Por esse acordo, os dois lados manteriam suas posições — Rego controlando o Recife e os rebeldes, o interior — até as Cortes e o rei darem a palavra final. E a decisão de Lisboa foi pela criação de uma junta de governo eleita pelos pernambucanos, que acabou sendo inteiramente composta por revolucionários de 1817, com Gervásio Pires na presidência.
Luís do Rego Barreto, então, foi embora, sem dar posse ao sucessor. E ainda viveu muitas peripécias em Portugal, envolvido nas disputas entre absolutistas e constitucionalistas, ao lado desses últimos, até morrer, em 1840, aos 77 anos de idade.

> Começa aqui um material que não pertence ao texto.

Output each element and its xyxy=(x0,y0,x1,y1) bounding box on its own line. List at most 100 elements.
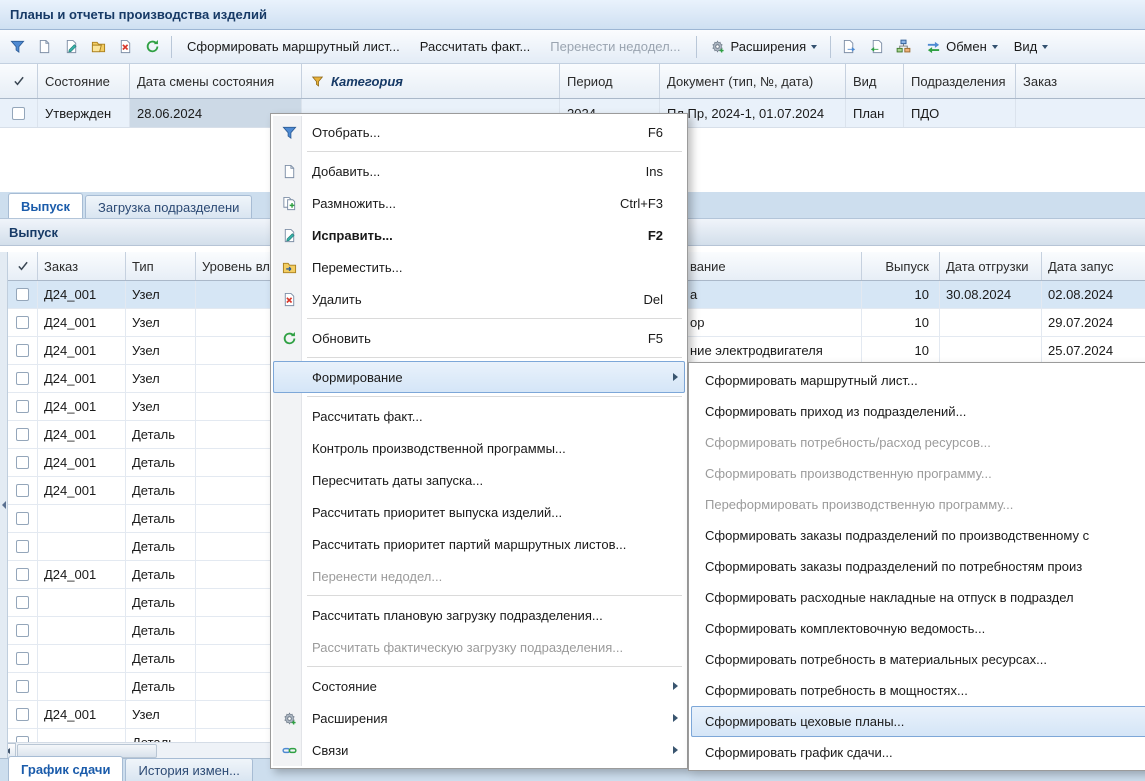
tab[interactable]: История измен... xyxy=(125,758,252,781)
submenu-item[interactable]: Сформировать заказы подразделений по пот… xyxy=(691,551,1145,582)
select-all-header[interactable] xyxy=(0,64,38,98)
submenu-item[interactable]: Сформировать цеховые планы... xyxy=(691,706,1145,737)
panel-splitter[interactable] xyxy=(0,252,8,758)
menu-separator xyxy=(307,151,682,152)
row-checkbox[interactable] xyxy=(16,568,29,581)
row-checkbox[interactable] xyxy=(16,428,29,441)
row-checkbox[interactable] xyxy=(16,624,29,637)
export-button[interactable] xyxy=(836,34,863,60)
context-menu-item[interactable]: Отобрать... F6 xyxy=(273,116,685,148)
move-button[interactable] xyxy=(85,34,112,60)
cell-order xyxy=(38,617,126,644)
column-header-date-changed[interactable]: Дата смены состояния xyxy=(130,64,302,98)
column-header-state[interactable]: Состояние xyxy=(38,64,130,98)
row-checkbox[interactable] xyxy=(16,372,29,385)
cell-type: Узел xyxy=(126,309,196,336)
row-checkbox[interactable] xyxy=(16,652,29,665)
context-menu-item[interactable]: Связи xyxy=(273,734,685,766)
column-header-kind[interactable]: Вид xyxy=(846,64,904,98)
column-header-divisions[interactable]: Подразделения xyxy=(904,64,1016,98)
delete-button[interactable] xyxy=(112,34,139,60)
submenu-item[interactable]: Сформировать производственную программу.… xyxy=(691,458,1145,489)
row-checkbox[interactable] xyxy=(16,596,29,609)
view-dropdown[interactable]: Вид xyxy=(1006,34,1057,60)
submenu-item[interactable]: Сформировать приход из подразделений... xyxy=(691,396,1145,427)
filter-icon xyxy=(275,125,303,140)
column-header-output[interactable]: Выпуск xyxy=(862,252,940,280)
toolbar-text-button[interactable]: Рассчитать факт... xyxy=(410,34,541,60)
column-header-ship-date[interactable]: Дата отгрузки xyxy=(940,252,1042,280)
cell-checkbox xyxy=(8,281,38,308)
column-header-document[interactable]: Документ (тип, №, дата) xyxy=(660,64,846,98)
submenu-item[interactable]: Сформировать заказы подразделений по про… xyxy=(691,520,1145,551)
cell-checkbox xyxy=(8,673,38,700)
row-checkbox[interactable] xyxy=(16,456,29,469)
row-checkbox[interactable] xyxy=(12,107,25,120)
context-menu-item[interactable]: Рассчитать приоритет выпуска изделий... xyxy=(273,496,685,528)
cell-type: Деталь xyxy=(126,477,196,504)
tab[interactable]: График сдачи xyxy=(8,756,123,781)
context-menu-item[interactable]: Удалить Del xyxy=(273,283,685,315)
submenu-item[interactable]: Сформировать маршрутный лист... xyxy=(691,365,1145,396)
context-menu-item[interactable]: Размножить... Ctrl+F3 xyxy=(273,187,685,219)
edit-button[interactable] xyxy=(58,34,85,60)
cell-checkbox xyxy=(8,393,38,420)
context-menu-item[interactable]: Рассчитать плановую загрузку подразделен… xyxy=(273,599,685,631)
window-title: Планы и отчеты производства изделий xyxy=(10,7,267,22)
context-menu-item[interactable]: Состояние xyxy=(273,670,685,702)
column-header-launch-date[interactable]: Дата запус xyxy=(1042,252,1145,280)
context-menu-item[interactable]: Пересчитать даты запуска... xyxy=(273,464,685,496)
context-menu-item[interactable]: Обновить F5 xyxy=(273,322,685,354)
context-menu-item[interactable]: Исправить... F2 xyxy=(273,219,685,251)
cell-checkbox xyxy=(8,477,38,504)
submenu-item[interactable]: Сформировать потребность/расход ресурсов… xyxy=(691,427,1145,458)
cell-order: Д24_001 xyxy=(38,449,126,476)
column-header-type[interactable]: Тип xyxy=(126,252,196,280)
filter-button[interactable] xyxy=(4,34,31,60)
toolbar-text-button[interactable]: Сформировать маршрутный лист... xyxy=(177,34,410,60)
structure-button[interactable] xyxy=(890,34,917,60)
cell-type: Деталь xyxy=(126,617,196,644)
extensions-dropdown[interactable]: Расширения xyxy=(702,34,826,60)
submenu-item[interactable]: Сформировать расходные накладные на отпу… xyxy=(691,582,1145,613)
submenu-item[interactable]: Переформировать производственную програм… xyxy=(691,489,1145,520)
column-header-period[interactable]: Период xyxy=(560,64,660,98)
import-button[interactable] xyxy=(863,34,890,60)
add-button[interactable] xyxy=(31,34,58,60)
toolbar-text-button[interactable]: Перенести недодел... xyxy=(540,34,690,60)
select-all-header[interactable] xyxy=(8,252,38,280)
cell-launch-date: 25.07.2024 xyxy=(1042,337,1145,364)
submenu-item[interactable]: Сформировать потребность в мощностях... xyxy=(691,675,1145,706)
row-checkbox[interactable] xyxy=(16,512,29,525)
row-checkbox[interactable] xyxy=(16,288,29,301)
tab[interactable]: Загрузка подразделени xyxy=(85,195,252,218)
refresh-button[interactable] xyxy=(139,34,166,60)
row-checkbox[interactable] xyxy=(16,680,29,693)
exchange-dropdown[interactable]: Обмен xyxy=(917,34,1006,60)
context-menu-item[interactable]: Формирование xyxy=(273,361,685,393)
submenu-item[interactable]: Сформировать потребность в материальных … xyxy=(691,644,1145,675)
column-header-category[interactable]: Категория xyxy=(302,64,560,98)
context-menu-item[interactable]: Рассчитать факт... xyxy=(273,400,685,432)
cell-type: Узел xyxy=(126,701,196,728)
context-menu-item[interactable]: Контроль производственной программы... xyxy=(273,432,685,464)
column-header-order[interactable]: Заказ xyxy=(38,252,126,280)
cell-type: Деталь xyxy=(126,505,196,532)
context-menu-item[interactable]: Рассчитать приоритет партий маршрутных л… xyxy=(273,528,685,560)
toolbar-separator xyxy=(830,36,831,58)
row-checkbox[interactable] xyxy=(16,400,29,413)
row-checkbox[interactable] xyxy=(16,708,29,721)
context-menu-item[interactable]: Добавить... Ins xyxy=(273,155,685,187)
context-menu-item[interactable]: Расширения xyxy=(273,702,685,734)
row-checkbox[interactable] xyxy=(16,484,29,497)
submenu-item[interactable]: Сформировать комплектовочную ведомость..… xyxy=(691,613,1145,644)
row-checkbox[interactable] xyxy=(16,344,29,357)
context-menu-item[interactable]: Рассчитать фактическую загрузку подразде… xyxy=(273,631,685,663)
row-checkbox[interactable] xyxy=(16,316,29,329)
tab[interactable]: Выпуск xyxy=(8,193,83,218)
submenu-item[interactable]: Сформировать график сдачи... xyxy=(691,737,1145,768)
column-header-order[interactable]: Заказ xyxy=(1016,64,1145,98)
context-menu-item[interactable]: Переместить... xyxy=(273,251,685,283)
row-checkbox[interactable] xyxy=(16,540,29,553)
context-menu-item[interactable]: Перенести недодел... xyxy=(273,560,685,592)
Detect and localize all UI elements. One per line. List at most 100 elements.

Pernambuco, por sua vez, com governantes nativos e democraticamente eleitos, de acordo com os padrões da época — só votavam homens brancos e de posses —, ficou autônomo, na prática, um ano antes das outras províncias. E, adiante, incorporou-se ao Império. Mas rebelou-se outra vez, em 1824, contra D. Pedro I, na chamada “Confederação do Equador”. E o imperador, tão português e tão autoritário quanto Luís do Rego, nos ameaçou, dizendo: “Pernambucanos, lembrai-vos das fogueiras de Bonito…”.
Adeus, senhores
Os pernambucanos nunca respeitaram os governadores portugueses. O primeiro a ser expulso daqui, em 1666, foi Jerônimo de Mendonça Furtado, apelidado de “Xumbregas” devido aos seus enormes bigodes, parecidos com os bigodes de um general holandês chamado Schömberg. E ainda o homenagearam criando o verbo “xumbregar”, significando fazer patifaria ou safadeza. O segundo banido foi Sebastião de Castro Caldas, ferido à bala numa emboscada, no início da Guerra dos Mascates, em 1710. O terceiro foi Caetano Pinto Montenegro, na Revolução de 1817. E o quarto foi Luis do Rego, em 1821. Houve boatos, também, de que Fernão Cabral, morto no exercício do mandato, em 1688, teria sido envenenado. E o Marquês de Montebelo, se não foi expulso, saiu daqui humilhado, em 1693.
Quem teria sido?
O rapaz que disparou contra Luis do Rego jogou-se no Capibaribe e desapareceu na escuridão. Dias depois seu cadáver foi encontrado, mas com o rosto tão comido pelos siris que não pôde ser reconhecido. O governador mandou, então, expô-lo em praça pública, e ofereceu a grossa recompensa um conto de réis, se fosse homem livre, ou a liberdade, se fosse escravo, para quem o identificasse. Mesmo assim, não apareceu ninguém para prestar esse serviço, tamanho era o ódio que os pernambucanos lhe votavam.